La critica di Lula si unisce a quella già da tempo esplicita del presidente cileno Gabriel Boric, anche da molto prima che emissari di Maduro uccidessero in Cile un esule venezuelano, e a quella del colombiano Gustavo Petro, sia pure più sfumata. Ma alle critiche di questa che definisce “sinistra codarda”, Maduro risponde ostentando l’appoggio di Russia, Cina e Iran e l’asse con Cuba e con il Nicaragua di Daniel Ortega. La Russia ha da poco inviato navi da guerra prima a Cuba e poi in Venezuela, per confermare questo sostegno. 

Ci si può fidare che Maduro rispetterà un risultato elettorale a lui sfavorevole? Proprio per sensibilizzare la comunità internazionale è venuta in Italia una delegazione di oppositori in esilio di cui faceva parte  Dinorah Figuera, presidente dell’assemblea nazionale del 2015, che si è prorogata. Parlando col Foglio ha ricordato che il rischio è quello di “una frode elettorale in tre tempi. Prima delle elezioni, quando ad almeno quattro milioni di venezuelani non è stato permesso di registrarsi per votare all’estero. Durante le elezioni: sono stati cambiati i centri di votazione e i nomi delle scuole dove votare per confondere gli elettori; sono state usate massicciamente risorse statali per la campagna elettorale del governo. Dopo le elezioni: la popolazione vuole votare in massa per un cambio, ma Nicolás Maduro fa intendere di voler ignorare la volontà del voto”. Anche lei riconosce che “è stata importante la posizione assunta dal presidente brasiliano Lula e dal presidente colombiano Petro perché dopo aver bloccato le candidature di María Corina Machado e di Corina Yoris Maduro non bloccasse anche quella di Edmundo González Urrutia. Anche l’ex presidente uruguayano José Mujica, grande protagonista sulla scena politica, è un autorevole leader di sinistra che ha preso una posizione molto forte sulla necessità di libere elezioni in Venezuela”. 
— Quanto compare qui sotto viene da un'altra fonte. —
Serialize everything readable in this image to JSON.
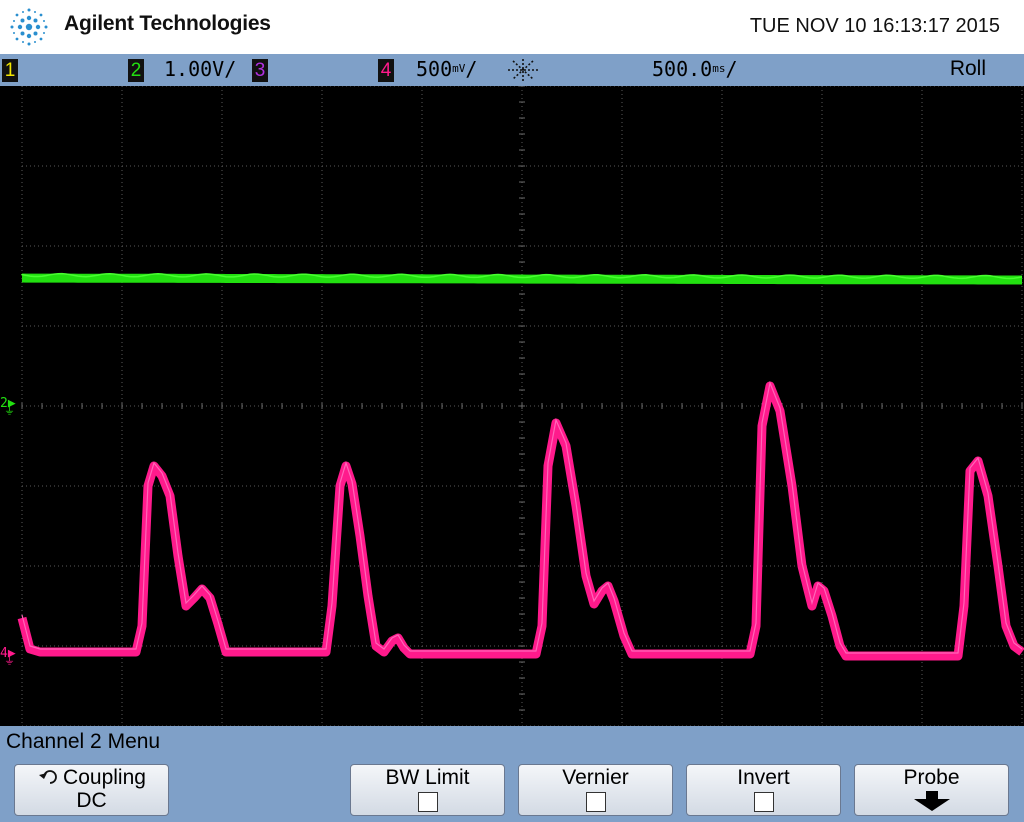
{
  "header": {
    "brand": "Agilent Technologies",
    "datetime": "TUE NOV 10 16:13:17 2015"
  },
  "status": {
    "ch1": "1",
    "ch2": "2",
    "ch2_scale": "1.00V/",
    "ch3": "3",
    "ch4": "4",
    "ch4_scale": "500",
    "ch4_unit": "mV",
    "ch4_suffix": "/",
    "timebase": "500.0",
    "timebase_unit": "ms",
    "timebase_suffix": "/",
    "mode": "Roll",
    "colors": {
      "ch1": "#f2e600",
      "ch2": "#22e010",
      "ch3": "#b030e0",
      "ch4": "#ff1a8c"
    }
  },
  "markers": {
    "ch2": "2",
    "ch4": "4"
  },
  "menu": {
    "title": "Channel 2  Menu",
    "softkeys": [
      {
        "label": "Coupling",
        "value": "DC",
        "icon": "cycle-icon"
      },
      {
        "label": "BW Limit",
        "checked": false
      },
      {
        "label": "Vernier",
        "checked": false
      },
      {
        "label": "Invert",
        "checked": false
      },
      {
        "label": "Probe",
        "icon": "down-arrow-icon"
      }
    ]
  }
}
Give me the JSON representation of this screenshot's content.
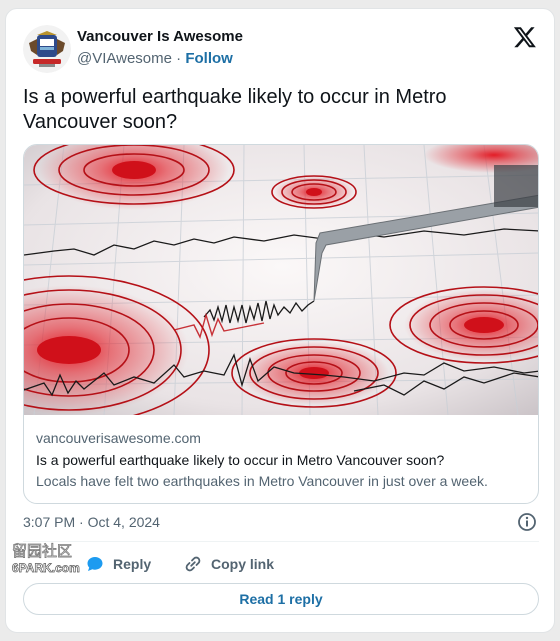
{
  "author": {
    "name": "Vancouver Is Awesome",
    "handle": "@VIAwesome",
    "separator": "·",
    "follow_label": "Follow"
  },
  "tweet": {
    "text": "Is a powerful earthquake likely to occur in Metro Vancouver soon?",
    "timestamp": "3:07 PM · Oct 4, 2024"
  },
  "link_card": {
    "domain": "vancouverisawesome.com",
    "title": "Is a powerful earthquake likely to occur in Metro Vancouver soon?",
    "description": "Locals have felt two earthquakes in Metro Vancouver in just over a week."
  },
  "actions": {
    "reply_label": "Reply",
    "copy_link_label": "Copy link",
    "read_replies_label": "Read 1 reply"
  },
  "watermark": {
    "chinese": "留园社区",
    "site": "6PARK.com"
  },
  "icons": {
    "platform": "x-logo-icon",
    "info": "info-icon",
    "reply": "reply-bubble-icon",
    "copy": "link-icon"
  },
  "colors": {
    "link_blue": "#1d6fa5",
    "muted_text": "#536471",
    "border": "#cfd9de",
    "reply_icon_blue": "#1d9bf0"
  }
}
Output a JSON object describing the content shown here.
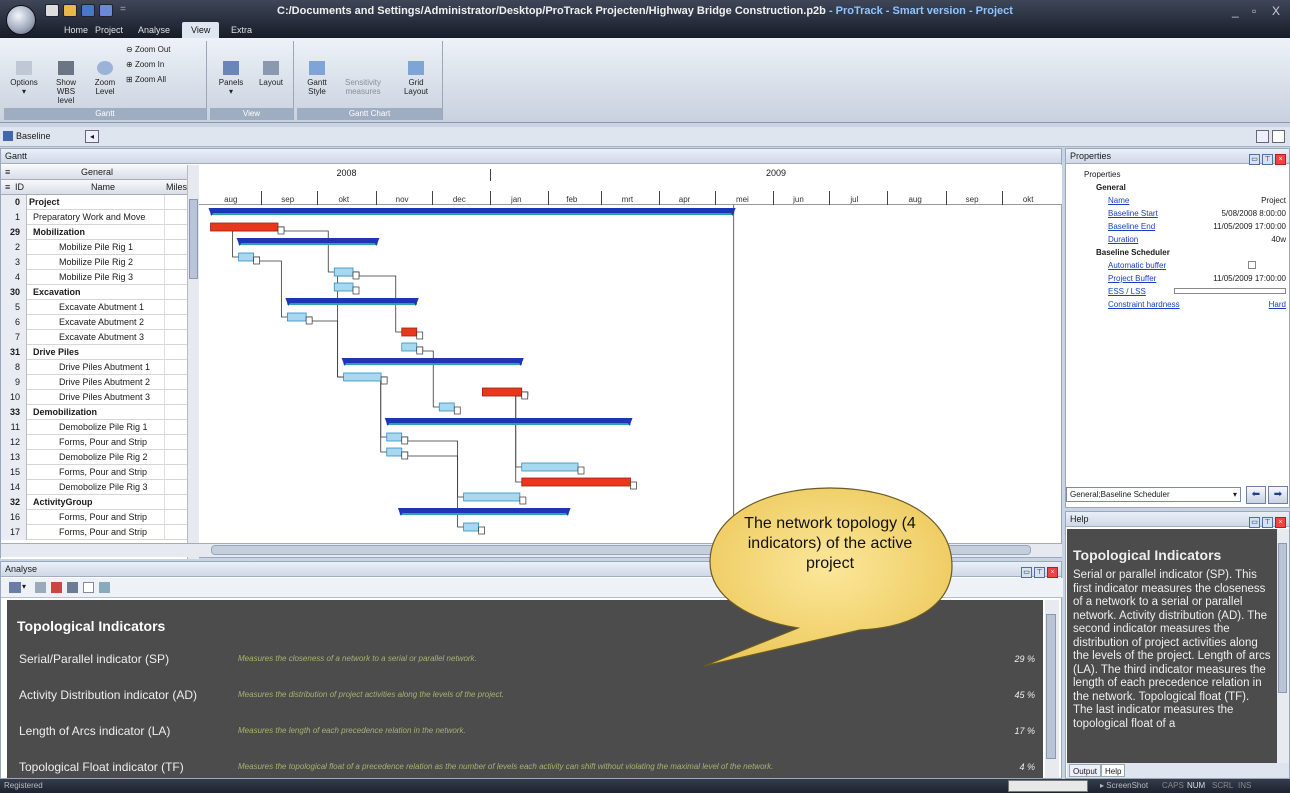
{
  "window": {
    "title_path": "C:/Documents and Settings/Administrator/Desktop/ProTrack Projecten/Highway Bridge Construction.p2b",
    "title_suffix": " - ProTrack - Smart version - Project",
    "controls": [
      "_",
      "▫",
      "X"
    ]
  },
  "tabs": [
    "Home",
    "Project",
    "Analyse",
    "View",
    "Extra"
  ],
  "active_tab": "View",
  "ribbon": {
    "gantt": {
      "caption": "Gantt",
      "options": "Options",
      "show_wbs": "Show WBS\nlevel",
      "zoom_level": "Zoom\nLevel",
      "zoom_out": "Zoom Out",
      "zoom_in": "Zoom In",
      "zoom_all": "Zoom All"
    },
    "view": {
      "caption": "View",
      "panels": "Panels",
      "layout": "Layout"
    },
    "gantt_chart": {
      "caption": "Gantt Chart",
      "gantt_style": "Gantt\nStyle",
      "sensitivity": "Sensitivity\nmeasures",
      "grid_layout": "Grid\nLayout"
    }
  },
  "baseline_bar": {
    "label": "Baseline"
  },
  "gantt": {
    "panel_title": "Gantt",
    "group_header": "General",
    "col_id": "ID",
    "col_name": "Name",
    "col_miles": "Miles",
    "rows": [
      {
        "id": "0",
        "name": "Project",
        "bold": true,
        "indent": 0
      },
      {
        "id": "1",
        "name": "Preparatory Work and Move",
        "bold": false,
        "indent": 1
      },
      {
        "id": "29",
        "name": "Mobilization",
        "bold": true,
        "indent": 1
      },
      {
        "id": "2",
        "name": "Mobilize Pile Rig 1",
        "bold": false,
        "indent": 2
      },
      {
        "id": "3",
        "name": "Mobilize Pile Rig 2",
        "bold": false,
        "indent": 2
      },
      {
        "id": "4",
        "name": "Mobilize Pile Rig 3",
        "bold": false,
        "indent": 2
      },
      {
        "id": "30",
        "name": "Excavation",
        "bold": true,
        "indent": 1
      },
      {
        "id": "5",
        "name": "Excavate Abutment 1",
        "bold": false,
        "indent": 2
      },
      {
        "id": "6",
        "name": "Excavate Abutment 2",
        "bold": false,
        "indent": 2
      },
      {
        "id": "7",
        "name": "Excavate Abutment 3",
        "bold": false,
        "indent": 2
      },
      {
        "id": "31",
        "name": "Drive Piles",
        "bold": true,
        "indent": 1
      },
      {
        "id": "8",
        "name": "Drive Piles Abutment 1",
        "bold": false,
        "indent": 2
      },
      {
        "id": "9",
        "name": "Drive Piles Abutment 2",
        "bold": false,
        "indent": 2
      },
      {
        "id": "10",
        "name": "Drive Piles Abutment 3",
        "bold": false,
        "indent": 2
      },
      {
        "id": "33",
        "name": "Demobilization",
        "bold": true,
        "indent": 1
      },
      {
        "id": "11",
        "name": "Demobolize Pile Rig 1",
        "bold": false,
        "indent": 2
      },
      {
        "id": "12",
        "name": "Forms, Pour and Strip",
        "bold": false,
        "indent": 2
      },
      {
        "id": "13",
        "name": "Demobolize Pile Rig 2",
        "bold": false,
        "indent": 2
      },
      {
        "id": "15",
        "name": "Forms, Pour and Strip",
        "bold": false,
        "indent": 2
      },
      {
        "id": "14",
        "name": "Demobolize Pile Rig 3",
        "bold": false,
        "indent": 2
      },
      {
        "id": "32",
        "name": "ActivityGroup",
        "bold": true,
        "indent": 1
      },
      {
        "id": "16",
        "name": "Forms, Pour and Strip",
        "bold": false,
        "indent": 2
      },
      {
        "id": "17",
        "name": "Forms, Pour and Strip",
        "bold": false,
        "indent": 2
      }
    ],
    "years": [
      "2008",
      "2009"
    ],
    "months": [
      "aug",
      "sep",
      "okt",
      "nov",
      "dec",
      "jan",
      "feb",
      "mrt",
      "apr",
      "mei",
      "jun",
      "jul",
      "aug",
      "sep",
      "okt"
    ],
    "timeline_start": "2008-08-01",
    "timeline_end": "2009-10-31",
    "bars": [
      {
        "row": 0,
        "type": "summary",
        "start": "2008-08-05",
        "end": "2009-05-11"
      },
      {
        "row": 1,
        "type": "critical",
        "start": "2008-08-05",
        "end": "2008-09-10"
      },
      {
        "row": 2,
        "type": "summary",
        "start": "2008-08-20",
        "end": "2008-11-02"
      },
      {
        "row": 3,
        "type": "normal",
        "start": "2008-08-20",
        "end": "2008-08-28"
      },
      {
        "row": 4,
        "type": "normal",
        "start": "2008-10-10",
        "end": "2008-10-20"
      },
      {
        "row": 5,
        "type": "normal",
        "start": "2008-10-10",
        "end": "2008-10-20"
      },
      {
        "row": 6,
        "type": "summary",
        "start": "2008-09-15",
        "end": "2008-11-23"
      },
      {
        "row": 7,
        "type": "normal",
        "start": "2008-09-15",
        "end": "2008-09-25"
      },
      {
        "row": 8,
        "type": "critical",
        "start": "2008-11-15",
        "end": "2008-11-23"
      },
      {
        "row": 9,
        "type": "normal",
        "start": "2008-11-15",
        "end": "2008-11-23"
      },
      {
        "row": 10,
        "type": "summary",
        "start": "2008-10-15",
        "end": "2009-01-18"
      },
      {
        "row": 11,
        "type": "normal",
        "start": "2008-10-15",
        "end": "2008-11-04"
      },
      {
        "row": 12,
        "type": "critical",
        "start": "2008-12-28",
        "end": "2009-01-18"
      },
      {
        "row": 13,
        "type": "normal",
        "start": "2008-12-05",
        "end": "2008-12-13"
      },
      {
        "row": 14,
        "type": "summary",
        "start": "2008-11-07",
        "end": "2009-03-17"
      },
      {
        "row": 15,
        "type": "normal",
        "start": "2008-11-07",
        "end": "2008-11-15"
      },
      {
        "row": 16,
        "type": "normal",
        "start": "2008-11-07",
        "end": "2008-11-15"
      },
      {
        "row": 17,
        "type": "normal",
        "start": "2009-01-18",
        "end": "2009-02-17"
      },
      {
        "row": 18,
        "type": "critical",
        "start": "2009-01-18",
        "end": "2009-03-17"
      },
      {
        "row": 19,
        "type": "normal",
        "start": "2008-12-18",
        "end": "2009-01-17"
      },
      {
        "row": 20,
        "type": "summary",
        "start": "2008-11-14",
        "end": "2009-02-12"
      },
      {
        "row": 21,
        "type": "normal",
        "start": "2008-12-18",
        "end": "2008-12-26"
      }
    ],
    "colors": {
      "summary": "#1f35b8",
      "summary_edge": "#2aa3a8",
      "critical": "#e8371c",
      "normal": "#a8d8ef",
      "normal_edge": "#2c8fc4"
    }
  },
  "properties": {
    "panel_title": "Properties",
    "root": "Properties",
    "general_header": "General",
    "general": [
      {
        "label": "Name",
        "value": "Project"
      },
      {
        "label": "Baseline Start",
        "value": "5/08/2008 8:00:00"
      },
      {
        "label": "Baseline End",
        "value": "11/05/2009 17:00:00"
      },
      {
        "label": "Duration",
        "value": "40w"
      }
    ],
    "scheduler_header": "Baseline Scheduler",
    "scheduler": [
      {
        "label": "Automatic buffer",
        "value": ""
      },
      {
        "label": "Project Buffer",
        "value": "11/05/2009 17:00:00"
      },
      {
        "label": "ESS / LSS",
        "value": ""
      },
      {
        "label": "Constraint hardness",
        "value": "Hard"
      }
    ],
    "selector": "General;Baseline Scheduler"
  },
  "help": {
    "panel_title": "Help",
    "title": "Topological Indicators",
    "text": "Serial or parallel indicator (SP). This first indicator measures the closeness of a network to a serial or parallel network. Activity distribution (AD). The second indicator measures the distribution of project activities along the levels of the project. Length of arcs (LA). The third indicator measures the length of each precedence relation in the network. Topological float (TF). The last indicator measures the topological float of a",
    "tabs": [
      "Output",
      "Help"
    ]
  },
  "analyse": {
    "panel_title": "Analyse",
    "title": "Topological Indicators",
    "indicators": [
      {
        "name": "Serial/Parallel indicator (SP)",
        "desc": "Measures the closeness of a network to a serial or parallel network.",
        "value": "29 %"
      },
      {
        "name": "Activity Distribution indicator (AD)",
        "desc": "Measures the distribution of project activities along the levels of the project.",
        "value": "45 %"
      },
      {
        "name": "Length of Arcs indicator (LA)",
        "desc": "Measures the length of each precedence relation in the network.",
        "value": "17 %"
      },
      {
        "name": "Topological Float indicator (TF)",
        "desc": "Measures the topological float of a precedence relation as the number of levels each activity can shift without violating the maximal level of the network.",
        "value": "4 %"
      }
    ]
  },
  "callout": {
    "text": "The network topology (4 indicators) of the active project"
  },
  "status": {
    "left": "Registered",
    "screenshot": "ScreenShot",
    "keys": [
      "CAPS",
      "NUM",
      "SCRL",
      "INS"
    ]
  }
}
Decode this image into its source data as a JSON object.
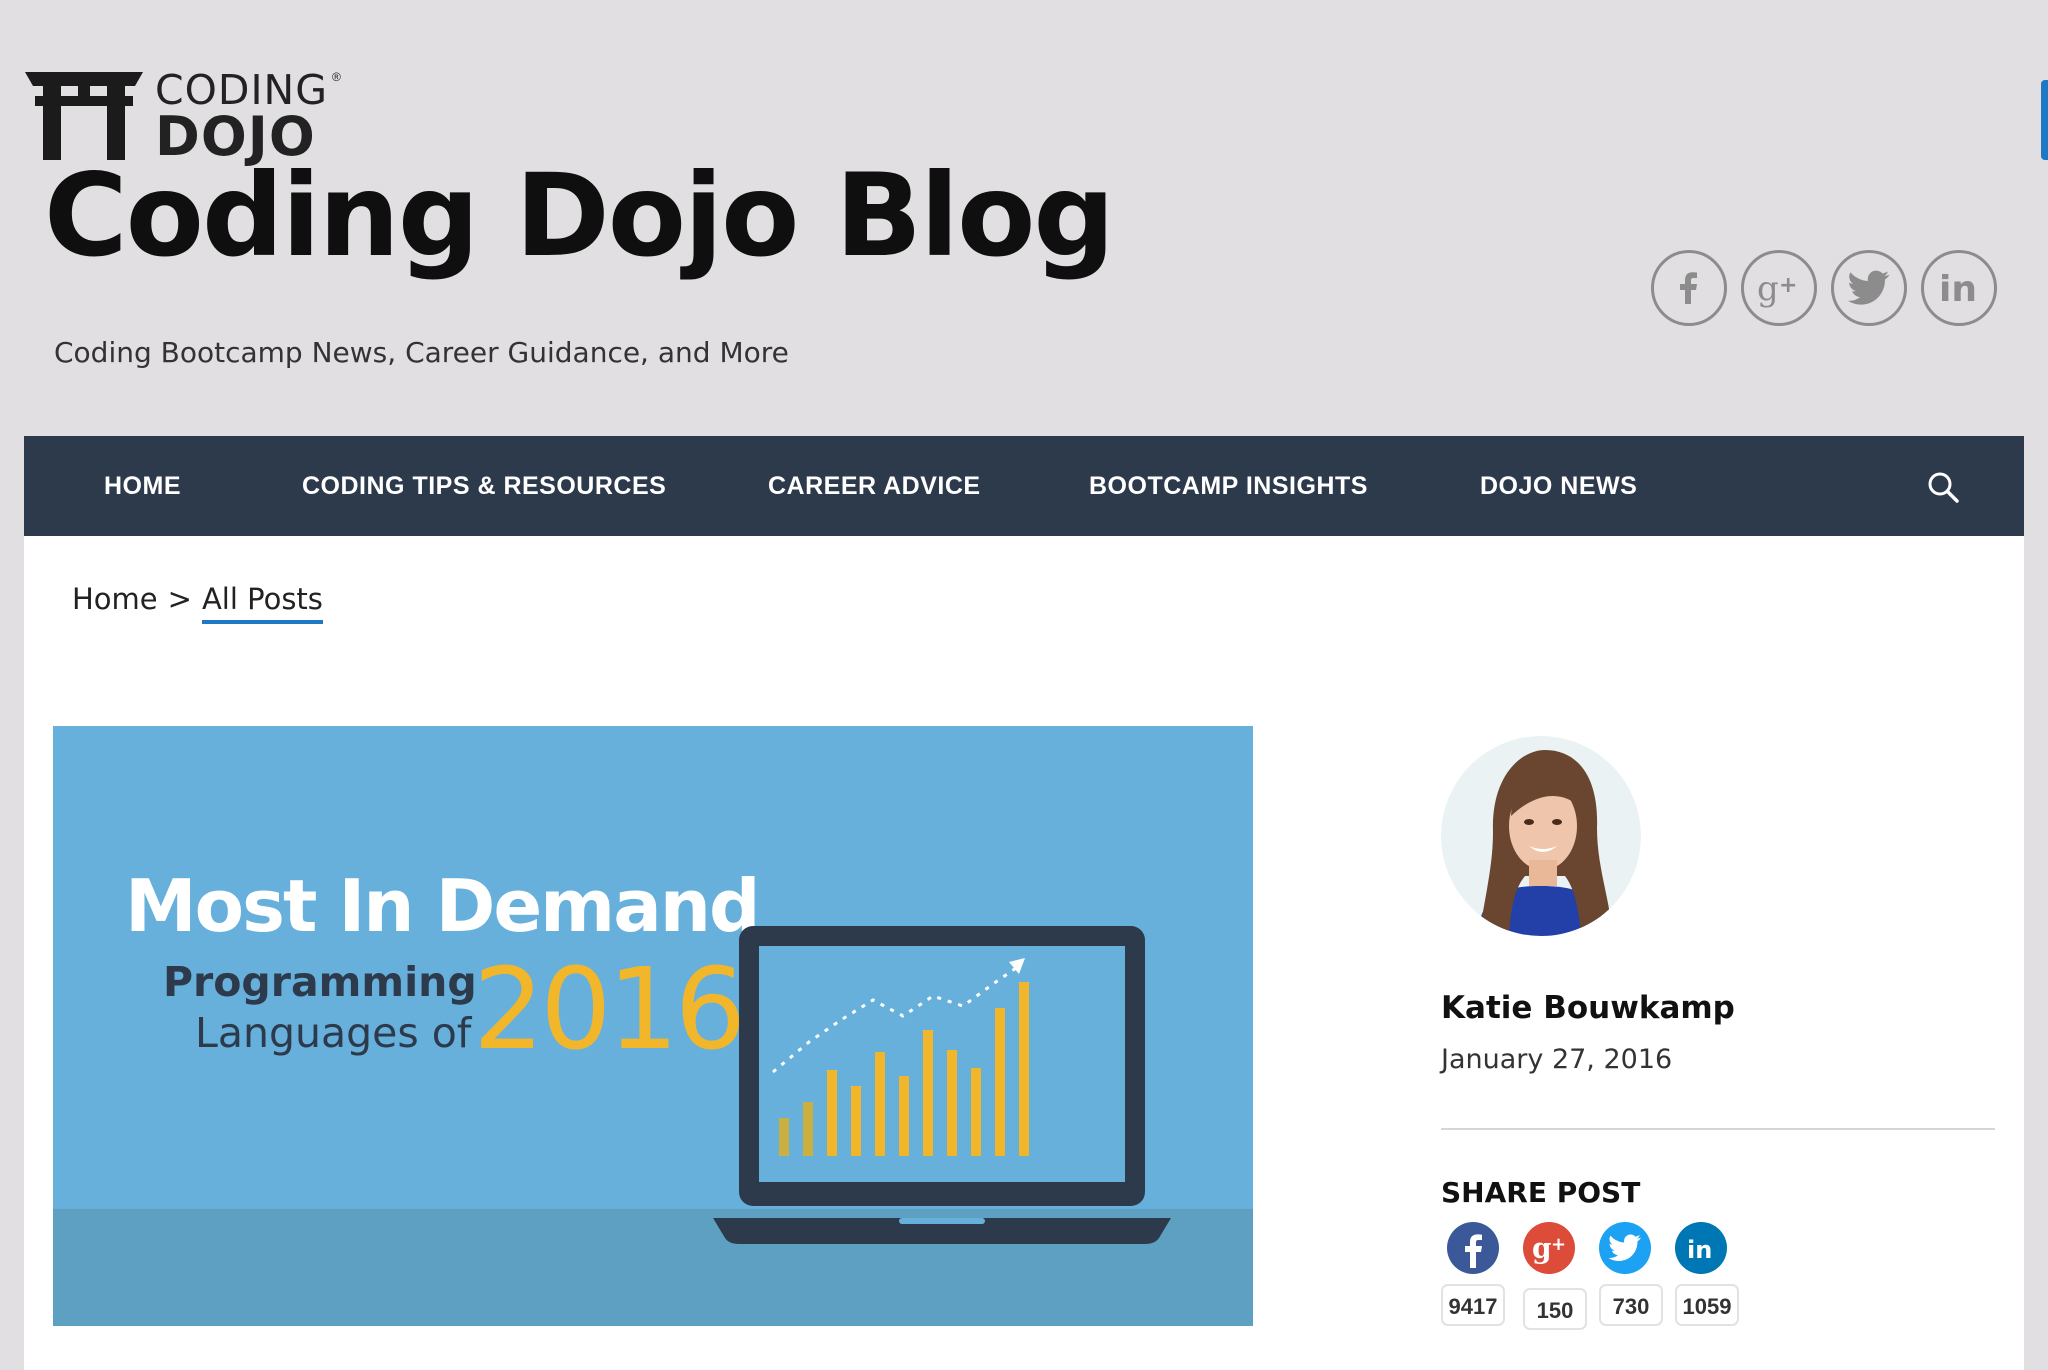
{
  "logo": {
    "line1": "CODING",
    "line2": "DOJO",
    "reg": "®"
  },
  "blog": {
    "title": "Coding Dojo Blog",
    "tagline": "Coding Bootcamp News, Career Guidance, and More"
  },
  "header_social": [
    {
      "icon": "facebook-icon"
    },
    {
      "icon": "google-plus-icon"
    },
    {
      "icon": "twitter-icon"
    },
    {
      "icon": "linkedin-icon"
    }
  ],
  "nav": {
    "items": [
      {
        "label": "HOME"
      },
      {
        "label": "CODING TIPS & RESOURCES"
      },
      {
        "label": "CAREER ADVICE"
      },
      {
        "label": "BOOTCAMP INSIGHTS"
      },
      {
        "label": "DOJO NEWS"
      }
    ],
    "search_icon": "search-icon"
  },
  "breadcrumb": {
    "home": "Home",
    "separator": ">",
    "current": "All Posts"
  },
  "hero": {
    "title": "Most In Demand",
    "line2": "Programming",
    "line3": "Languages of",
    "year": "2016"
  },
  "author": {
    "name": "Katie Bouwkamp",
    "date": "January 27, 2016"
  },
  "share": {
    "label": "SHARE POST",
    "buttons": [
      {
        "icon": "facebook-icon",
        "count": "9417",
        "color": "#3b5998"
      },
      {
        "icon": "google-plus-icon",
        "count": "150",
        "color": "#dd4b39"
      },
      {
        "icon": "twitter-icon",
        "count": "730",
        "color": "#1da1f2"
      },
      {
        "icon": "linkedin-icon",
        "count": "1059",
        "color": "#0077b5"
      }
    ]
  },
  "colors": {
    "navbar": "#2d3a4c",
    "accent": "#1f78c4",
    "hero_bg": "#67b0db",
    "hero_year": "#f2b62b"
  }
}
Dinorah Figuera ritiene che comunque sarà importante la capacità di negoziare. “Saranno fondamentali le persone per bene che ci sono nelle Forze armate”. Ma infatti in questo momento contro i militari non conformi la repressione è particolarmente forte. “Sì, ci sono più di 300 prigionieri politici, e per la maggior parte sono militari”. Anche quello che è stato ucciso in Cile. “Ma qui bisogna notare un altro elemento. Con Maduro non siamo tanto di fronte a un regime autoritario, quanto a un regime narcotrafficante. Io sono state eletta nello stato di Aragua, e una organizzazione come El Tren de Aragua è la proiezione del regime di Nicolás Maduro  verso l’internazionalizzazione di uno schema delittuoso per due elementi fondamentali: mettere la criminalità internazionale al proprio servizio e creare il caos per alcuni stati o paesi”. “Anche i militari venezuelani soffrono per questa situazione”, aggiunge Antonio Ledezma, ex sindaco di Caracas presente nella delegazione. “Ci sono soldati a cui vengono dati due giorni liberi a settimana perché li usino per cercare di integrare lo stipendio da fame che gli danno.  I primi interessati a porre fine a questa catastrofe umanitaria sono i militari venezuelani, ed è ciò che speriamo accada il 28 luglio. E’ Maduro che deve prepararsi a fare la valigia e lasciare il potere, con la garanzia che i suoi diritti di essere umano non verranno violati”.